By contrast, the free software movement believes that there is something fundamentally wrong with commercial software. According to Lyman, free software proponets sometimes take the extreme position that “anyone purchasing one of these [commercial] licenses and distributing non-free software is doing something wrong.”While agreeing with the value of opening up software source code for non-commercial uses, open source entrepreneurs such as Lyman part ways with the extreme idealism of free software. He points out that his Culver City, Calif.-based company has written more lines of code for their commercial extension to the open source Asterisk software than exist in the original Asterisk code base. Asterisk is an open source hybrid VoIP-TDMA software switch supporting all conventional phone traffic protocols, and acts as a “black box” to merge all types of voice and data traffic in a heterogenous network.

Fonality is just one example of a commercial company built on top of Asterisk. By adding management, monitoring and provisioning to the Asterisk PBX, Fonality has created a product that it says a small company with no technical staff can successfully install and use. “Easy to use software ain’t easy to make,” said Lyman, pointing out that open source Asterisk alone might be fine for a technical user but that most people wanted a much easier-to-use product.
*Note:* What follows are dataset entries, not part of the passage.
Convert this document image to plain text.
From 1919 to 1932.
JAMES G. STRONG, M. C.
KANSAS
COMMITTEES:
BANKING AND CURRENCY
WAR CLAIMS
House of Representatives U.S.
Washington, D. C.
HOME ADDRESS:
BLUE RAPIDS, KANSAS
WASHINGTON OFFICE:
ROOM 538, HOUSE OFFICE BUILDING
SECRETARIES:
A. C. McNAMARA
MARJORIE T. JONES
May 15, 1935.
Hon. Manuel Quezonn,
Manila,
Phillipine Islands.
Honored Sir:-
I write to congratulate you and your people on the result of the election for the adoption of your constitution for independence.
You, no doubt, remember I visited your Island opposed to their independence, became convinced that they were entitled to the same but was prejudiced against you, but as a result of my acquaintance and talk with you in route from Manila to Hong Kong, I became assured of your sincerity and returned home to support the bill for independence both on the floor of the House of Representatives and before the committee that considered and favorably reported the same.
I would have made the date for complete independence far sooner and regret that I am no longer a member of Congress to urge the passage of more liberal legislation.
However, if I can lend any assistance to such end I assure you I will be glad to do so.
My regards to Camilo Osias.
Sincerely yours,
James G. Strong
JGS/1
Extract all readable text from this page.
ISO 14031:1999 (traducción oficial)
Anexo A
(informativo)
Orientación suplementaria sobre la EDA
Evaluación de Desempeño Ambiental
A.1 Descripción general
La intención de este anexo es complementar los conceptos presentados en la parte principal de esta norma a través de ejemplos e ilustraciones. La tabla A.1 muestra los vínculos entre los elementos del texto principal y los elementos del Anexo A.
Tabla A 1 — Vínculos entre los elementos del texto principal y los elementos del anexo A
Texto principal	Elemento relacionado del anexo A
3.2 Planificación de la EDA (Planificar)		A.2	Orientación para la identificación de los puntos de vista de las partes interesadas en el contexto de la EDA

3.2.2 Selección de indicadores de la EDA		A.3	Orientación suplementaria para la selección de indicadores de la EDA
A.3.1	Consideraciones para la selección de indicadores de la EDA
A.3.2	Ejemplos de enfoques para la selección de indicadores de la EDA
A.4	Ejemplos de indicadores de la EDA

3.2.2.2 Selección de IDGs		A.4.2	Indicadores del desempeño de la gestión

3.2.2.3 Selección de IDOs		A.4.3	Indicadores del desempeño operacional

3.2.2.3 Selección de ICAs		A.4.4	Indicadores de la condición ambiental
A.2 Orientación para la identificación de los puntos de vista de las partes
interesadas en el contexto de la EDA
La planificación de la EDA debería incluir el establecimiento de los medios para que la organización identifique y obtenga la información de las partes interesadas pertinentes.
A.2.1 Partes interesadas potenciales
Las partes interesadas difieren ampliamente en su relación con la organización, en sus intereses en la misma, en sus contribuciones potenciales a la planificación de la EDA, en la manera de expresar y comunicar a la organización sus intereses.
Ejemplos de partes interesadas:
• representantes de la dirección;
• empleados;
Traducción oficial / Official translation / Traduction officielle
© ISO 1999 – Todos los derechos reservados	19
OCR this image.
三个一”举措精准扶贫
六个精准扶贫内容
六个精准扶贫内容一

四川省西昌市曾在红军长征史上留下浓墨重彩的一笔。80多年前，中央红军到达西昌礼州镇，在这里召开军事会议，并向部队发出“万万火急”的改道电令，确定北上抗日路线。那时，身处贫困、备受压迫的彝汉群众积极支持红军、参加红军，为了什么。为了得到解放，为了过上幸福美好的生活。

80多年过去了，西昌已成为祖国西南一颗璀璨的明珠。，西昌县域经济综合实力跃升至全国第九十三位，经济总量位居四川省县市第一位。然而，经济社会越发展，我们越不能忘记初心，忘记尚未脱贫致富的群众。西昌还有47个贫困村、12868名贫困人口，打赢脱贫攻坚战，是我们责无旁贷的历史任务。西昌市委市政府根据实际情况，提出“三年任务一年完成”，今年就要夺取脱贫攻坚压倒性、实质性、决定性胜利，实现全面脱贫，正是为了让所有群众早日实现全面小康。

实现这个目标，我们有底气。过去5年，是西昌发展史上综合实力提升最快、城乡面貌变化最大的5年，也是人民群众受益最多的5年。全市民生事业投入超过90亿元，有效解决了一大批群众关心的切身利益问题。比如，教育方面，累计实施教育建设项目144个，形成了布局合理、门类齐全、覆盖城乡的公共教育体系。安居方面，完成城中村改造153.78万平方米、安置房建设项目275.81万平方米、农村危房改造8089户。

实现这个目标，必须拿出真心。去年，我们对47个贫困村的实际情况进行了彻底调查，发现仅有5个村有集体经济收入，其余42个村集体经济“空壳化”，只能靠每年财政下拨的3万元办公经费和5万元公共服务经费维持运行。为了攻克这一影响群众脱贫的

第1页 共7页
In defending his commercial view of open source, Lyman points out a historical example in Netscape’s use of open source. The original impetus for Netscape’s Bob Lisbonne to create mozilla.org, he said, was the realization that Microsoft had far more developers working on Internet Explorer than Netscape could ever hope to have. Therefore, open source became a logical business tool to compete.

Speakers repeated the theme throughout the day, that open source allows a marketplace to evolve with a common baseline of functionality and interoperability; individual companies can then differentiate their products based on innovation. Proof points for the theory came from the fact that companies from tiny Fonality to giant IBM were showing Asterisk-based products on the VON show floor.